A good dawdling would not be complete without a requisite stop at the Starbucks. The Starbucks is a very cold walk from the nearest parking, as the storm starts to close in around us, the temperature plummeting with its arrival. An extra hot mocha is an extra special indulgence on such a cold trek, in our heavily used, environmentally friendly personal cup, no less. The Starbucks in Old Town Sante Fe was built in an old brick building: expensive coffee mixed with old brick and alternative art were quite the combination.

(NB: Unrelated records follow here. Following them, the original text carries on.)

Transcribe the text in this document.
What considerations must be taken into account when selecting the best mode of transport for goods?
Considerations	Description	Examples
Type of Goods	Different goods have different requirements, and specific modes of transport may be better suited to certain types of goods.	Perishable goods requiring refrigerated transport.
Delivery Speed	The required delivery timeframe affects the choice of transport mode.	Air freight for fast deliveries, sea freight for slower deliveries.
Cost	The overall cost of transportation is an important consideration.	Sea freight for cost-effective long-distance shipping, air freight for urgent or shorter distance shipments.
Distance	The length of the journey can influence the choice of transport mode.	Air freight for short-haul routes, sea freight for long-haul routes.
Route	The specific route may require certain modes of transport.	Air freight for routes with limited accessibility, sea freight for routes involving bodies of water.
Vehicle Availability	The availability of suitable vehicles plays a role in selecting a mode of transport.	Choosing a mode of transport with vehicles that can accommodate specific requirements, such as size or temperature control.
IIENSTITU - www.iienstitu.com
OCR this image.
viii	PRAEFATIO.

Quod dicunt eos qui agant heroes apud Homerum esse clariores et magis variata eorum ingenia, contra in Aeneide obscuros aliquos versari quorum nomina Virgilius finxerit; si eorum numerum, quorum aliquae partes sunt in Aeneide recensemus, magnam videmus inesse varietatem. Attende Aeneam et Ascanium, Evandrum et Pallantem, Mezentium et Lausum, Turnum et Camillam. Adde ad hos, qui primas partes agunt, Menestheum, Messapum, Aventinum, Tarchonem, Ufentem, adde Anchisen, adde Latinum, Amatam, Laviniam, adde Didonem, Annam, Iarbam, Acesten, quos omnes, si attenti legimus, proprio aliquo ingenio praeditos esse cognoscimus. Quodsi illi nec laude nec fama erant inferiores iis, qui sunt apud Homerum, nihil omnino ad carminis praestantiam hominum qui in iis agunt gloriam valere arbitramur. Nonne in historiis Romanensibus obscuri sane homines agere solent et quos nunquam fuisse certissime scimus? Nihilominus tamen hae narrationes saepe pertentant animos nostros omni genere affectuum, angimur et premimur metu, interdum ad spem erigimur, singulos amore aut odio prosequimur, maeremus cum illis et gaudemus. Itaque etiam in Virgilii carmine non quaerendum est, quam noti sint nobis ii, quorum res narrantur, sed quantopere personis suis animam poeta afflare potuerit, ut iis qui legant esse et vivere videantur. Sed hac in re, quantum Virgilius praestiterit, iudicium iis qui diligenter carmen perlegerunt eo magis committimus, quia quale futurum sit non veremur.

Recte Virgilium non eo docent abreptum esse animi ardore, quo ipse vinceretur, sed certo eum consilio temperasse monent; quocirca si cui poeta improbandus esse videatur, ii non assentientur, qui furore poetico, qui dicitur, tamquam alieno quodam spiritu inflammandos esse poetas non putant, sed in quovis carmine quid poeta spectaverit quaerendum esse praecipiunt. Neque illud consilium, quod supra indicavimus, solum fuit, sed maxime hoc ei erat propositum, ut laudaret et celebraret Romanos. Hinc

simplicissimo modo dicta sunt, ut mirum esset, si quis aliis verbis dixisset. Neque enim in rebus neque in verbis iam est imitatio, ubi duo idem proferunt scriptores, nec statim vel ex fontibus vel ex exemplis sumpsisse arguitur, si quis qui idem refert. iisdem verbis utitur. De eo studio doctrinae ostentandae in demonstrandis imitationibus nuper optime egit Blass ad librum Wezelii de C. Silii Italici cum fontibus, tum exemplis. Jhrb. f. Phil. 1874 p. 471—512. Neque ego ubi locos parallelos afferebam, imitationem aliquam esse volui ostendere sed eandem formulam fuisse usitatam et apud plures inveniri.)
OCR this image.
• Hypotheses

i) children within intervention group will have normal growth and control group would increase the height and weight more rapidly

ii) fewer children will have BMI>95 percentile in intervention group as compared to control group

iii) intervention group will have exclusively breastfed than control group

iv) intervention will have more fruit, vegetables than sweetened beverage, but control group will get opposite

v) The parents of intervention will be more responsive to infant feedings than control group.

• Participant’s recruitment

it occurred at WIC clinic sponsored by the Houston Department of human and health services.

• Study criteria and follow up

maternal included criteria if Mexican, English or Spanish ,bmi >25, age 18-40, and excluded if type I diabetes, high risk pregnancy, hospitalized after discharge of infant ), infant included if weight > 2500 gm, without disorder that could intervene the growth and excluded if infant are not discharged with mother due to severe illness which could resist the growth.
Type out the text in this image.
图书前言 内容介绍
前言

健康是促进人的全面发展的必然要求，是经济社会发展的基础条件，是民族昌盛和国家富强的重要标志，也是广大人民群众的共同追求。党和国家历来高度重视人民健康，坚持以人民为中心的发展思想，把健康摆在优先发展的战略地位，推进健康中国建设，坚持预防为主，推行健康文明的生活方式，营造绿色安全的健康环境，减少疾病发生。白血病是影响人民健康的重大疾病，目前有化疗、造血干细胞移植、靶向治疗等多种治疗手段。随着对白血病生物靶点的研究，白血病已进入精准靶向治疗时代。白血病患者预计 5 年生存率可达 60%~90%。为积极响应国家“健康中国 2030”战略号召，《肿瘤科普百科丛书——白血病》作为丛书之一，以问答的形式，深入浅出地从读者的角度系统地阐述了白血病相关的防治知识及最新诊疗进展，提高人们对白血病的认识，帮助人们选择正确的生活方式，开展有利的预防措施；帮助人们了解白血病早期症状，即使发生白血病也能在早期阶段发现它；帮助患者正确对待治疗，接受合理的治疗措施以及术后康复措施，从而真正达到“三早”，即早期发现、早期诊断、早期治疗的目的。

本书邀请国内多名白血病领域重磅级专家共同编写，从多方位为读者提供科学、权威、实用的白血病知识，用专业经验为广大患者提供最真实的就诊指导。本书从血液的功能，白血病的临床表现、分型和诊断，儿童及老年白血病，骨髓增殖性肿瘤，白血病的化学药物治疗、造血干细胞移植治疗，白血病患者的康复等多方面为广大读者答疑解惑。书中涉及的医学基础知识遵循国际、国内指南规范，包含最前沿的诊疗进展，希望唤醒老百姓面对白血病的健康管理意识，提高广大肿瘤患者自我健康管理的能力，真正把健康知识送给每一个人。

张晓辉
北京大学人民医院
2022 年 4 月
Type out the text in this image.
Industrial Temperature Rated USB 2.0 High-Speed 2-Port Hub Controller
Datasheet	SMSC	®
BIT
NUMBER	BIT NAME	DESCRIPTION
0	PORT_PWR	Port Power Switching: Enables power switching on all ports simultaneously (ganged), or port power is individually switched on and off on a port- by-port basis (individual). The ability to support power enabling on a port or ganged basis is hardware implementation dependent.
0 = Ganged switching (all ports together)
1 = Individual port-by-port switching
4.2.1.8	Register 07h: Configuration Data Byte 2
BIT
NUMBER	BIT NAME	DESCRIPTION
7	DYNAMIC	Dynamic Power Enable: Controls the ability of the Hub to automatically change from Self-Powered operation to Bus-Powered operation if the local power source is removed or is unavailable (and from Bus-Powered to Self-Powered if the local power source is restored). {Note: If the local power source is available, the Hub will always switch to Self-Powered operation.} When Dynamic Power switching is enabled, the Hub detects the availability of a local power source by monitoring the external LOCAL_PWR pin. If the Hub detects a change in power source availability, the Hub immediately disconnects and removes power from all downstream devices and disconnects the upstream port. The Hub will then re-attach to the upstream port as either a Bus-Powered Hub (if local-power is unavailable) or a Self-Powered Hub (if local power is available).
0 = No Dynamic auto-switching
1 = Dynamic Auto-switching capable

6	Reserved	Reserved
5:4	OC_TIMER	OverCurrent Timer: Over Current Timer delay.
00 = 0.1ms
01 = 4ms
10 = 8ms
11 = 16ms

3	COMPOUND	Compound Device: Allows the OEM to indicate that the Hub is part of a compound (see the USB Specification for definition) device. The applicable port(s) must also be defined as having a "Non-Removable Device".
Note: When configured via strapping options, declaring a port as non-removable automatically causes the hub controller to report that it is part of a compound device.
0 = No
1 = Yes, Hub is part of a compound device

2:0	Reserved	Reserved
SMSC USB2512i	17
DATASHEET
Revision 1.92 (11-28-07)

Surely, now we are done with dawdling, but ... not. Yesterday, we spied a gallery of great appeal, but were shooed away by the mail truck honking its horn behind us. Today, however, clutching extra hot Starbucks coffee in one hand and a string of chili peppers in the other, we stroll into the Sage Creek Gallery as if we had no travel itinerary whatsoever. What a treat ... coffee and wonderful art ... one that we could afford to buy and one that we could certainly not.
In the end, by noon, we are on the road, still slightly ahead of the slow moving storm, heading south on Highway 285 toward Roswell and Carlsbad. Miles and miles and miles of arid desert landscape, sparsely populated, roll away before us. We spend the afternoon in this landscape, uninterrupted except for an artistic cloud-and-sun debut to the west and the occasional train slowly catching up and passing us along tracks much straighter than our winding roads. The alien faces carved into chain link fence and the UFO painted on the Walmart make our arrival in Roswell quite obvious. We didn’t notice any spaceships filling up at the local gas station as we refueled and headed back out onto 285... it must be a holiday for them.
After a brief walk in a far-too-out-of-the-way State Park called Brantley Lake, we stop for the night in Carlsbad (anticipating the caverns just 20 miles down the road). After discovering that we are to be blessed with a record 5 consecutive nights in non-Seedy hotels, we have a brief conversation about the money to be saved by lying (one person, one room would cost $35; we paid $61 for telling the truth about 2 dogs and 2 adults). We decided what we usually do ... that falling in line with God’s will was likely a better plan overall than taking shortcuts along the way, although a detriment to the ever-stretched (but not quite over the edge) budget.